Major League Baseball has approved the sale of the team, owned since 1987 by California-based Elmore Sports Group, to a group of local investors doing business as Designated Bidders LLC, led by Bruce Hill as principal manager. The sale is set to take effect Nov. 15.
Hill is an attorney and Spurs Sports & Entertainment partner.
The other partners in the Designated Bidders group include Weston Urban CEO Randy Smith, former Clear Channel Communications executive Bob Cohen and developer and founder of Rackspace, Graham Weston.
The Missions, who compete in the Texas League and are the Double-A affiliate of the San Diego Padres, lease Wolff Stadium from the City of San Antonio, and the team’s current owners must get approval from City Council to reassign the lease to the new ownership group.
“Designated Bidders, LLC is excited about the opportunity to meet with the San Antonio City Council about the assignment of the Wolff Stadium lease and to discuss our plan to bring experienced local ownership and proven sports industry leadership to the Missions,” said the new owners in a statement.
“Our goal is to ensure that professional baseball in San Antonio remains strong and contributes mightily to the quality of life in our community for generations to come.”
The Elmore group has held the stadium lease with the city since 1994, renewing under various terms since that time.
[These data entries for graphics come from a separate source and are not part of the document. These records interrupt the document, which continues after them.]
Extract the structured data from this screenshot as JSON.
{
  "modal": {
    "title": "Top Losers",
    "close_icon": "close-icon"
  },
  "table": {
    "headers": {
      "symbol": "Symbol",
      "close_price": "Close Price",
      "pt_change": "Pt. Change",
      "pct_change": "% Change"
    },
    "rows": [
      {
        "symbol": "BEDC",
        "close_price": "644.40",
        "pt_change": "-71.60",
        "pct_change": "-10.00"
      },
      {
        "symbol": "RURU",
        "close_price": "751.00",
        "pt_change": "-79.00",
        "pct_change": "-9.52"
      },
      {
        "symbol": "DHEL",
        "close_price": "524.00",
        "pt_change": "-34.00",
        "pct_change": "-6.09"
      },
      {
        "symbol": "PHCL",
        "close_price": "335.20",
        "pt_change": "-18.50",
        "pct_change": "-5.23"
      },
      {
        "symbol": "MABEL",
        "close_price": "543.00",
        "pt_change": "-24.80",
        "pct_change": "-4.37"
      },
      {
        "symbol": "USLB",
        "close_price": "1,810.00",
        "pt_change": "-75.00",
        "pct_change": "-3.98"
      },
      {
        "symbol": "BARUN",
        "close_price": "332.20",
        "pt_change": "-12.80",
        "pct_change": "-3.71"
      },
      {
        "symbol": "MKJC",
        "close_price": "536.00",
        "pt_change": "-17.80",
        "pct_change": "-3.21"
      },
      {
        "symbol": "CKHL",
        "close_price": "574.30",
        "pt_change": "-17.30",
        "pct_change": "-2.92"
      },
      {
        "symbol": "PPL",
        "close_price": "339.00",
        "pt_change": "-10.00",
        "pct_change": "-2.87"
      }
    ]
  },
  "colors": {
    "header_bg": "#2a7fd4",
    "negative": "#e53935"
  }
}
If approved, the new lease would be in effect through September 2031. However, news of the ownership change follows months of rumors that an investor group was eyeing downtown parcels for a potential new baseball stadium.
The Missions host about 80 games a year at 28-year-old Wolff Stadium, with an average of 2,500 baseball fans in attendance at each game.
For each ticket sold, the city receives $1 in facility access fees, which this year amounted to about $200,000. The lease also generates $100,000 in annual rental fees. A council memo states that the new lease assignment will continue those terms.
Improvements to the stadium this year include nearly $150,000 to replace stadium field padding, as required by the MLB, with the city bearing 70% of the cost and the Missions covering the remaining amount.
The Missions also spent $1.3 million to replace the video scoreboard and ribbon boards at the stadium. The city’s fiscal year 2023 six-year capital budget calls for spending another $6.25 million to remodel the clubhouse, bringing it up to Major League Baseball standards.
The Designated Bidders group has said the Missions will be operated by Ryan-Sanders Baseball, a minor league baseball organization that owns the Round Rock Express and Corpus Christi Hooks teams.
CEO Reid Ryan, a former college and professional baseball player, is the son of Baseball Hall of Fame pitcher Nolan Ryan.
Speculation that a local group of investors was looking to assemble parcels of land downtown for a new stadium began to circulate over the summer.
Bexar County Judge Nelson Wolff, for whom the stadium is named, has sought support for a downtown stadium as a replacement for the outdated stadium on U.S. Highway 90 West, confirmed the rumors, adding that he would be glad to see it situated near the San Pedro Creek Culture Park now under development.
Weston Urban has several major residential developments in progress near the creek project and in the urban core, including a 32-story apartment tower at 300 Main St. and a 258-unit, mixed-used development adjacent the creek on West Commerce Street in the Zona Cultural.
The sale of the team to Designated Bidders is expected to close Nov. 15 pending the city’s approval of the lease assignment, which will be considered at the Nov. 10 Council meeting.
The Missions finished the 2022 season with a 68-68 record. The 2023 season opens April 6 in Tulsa with the first home game on April 11.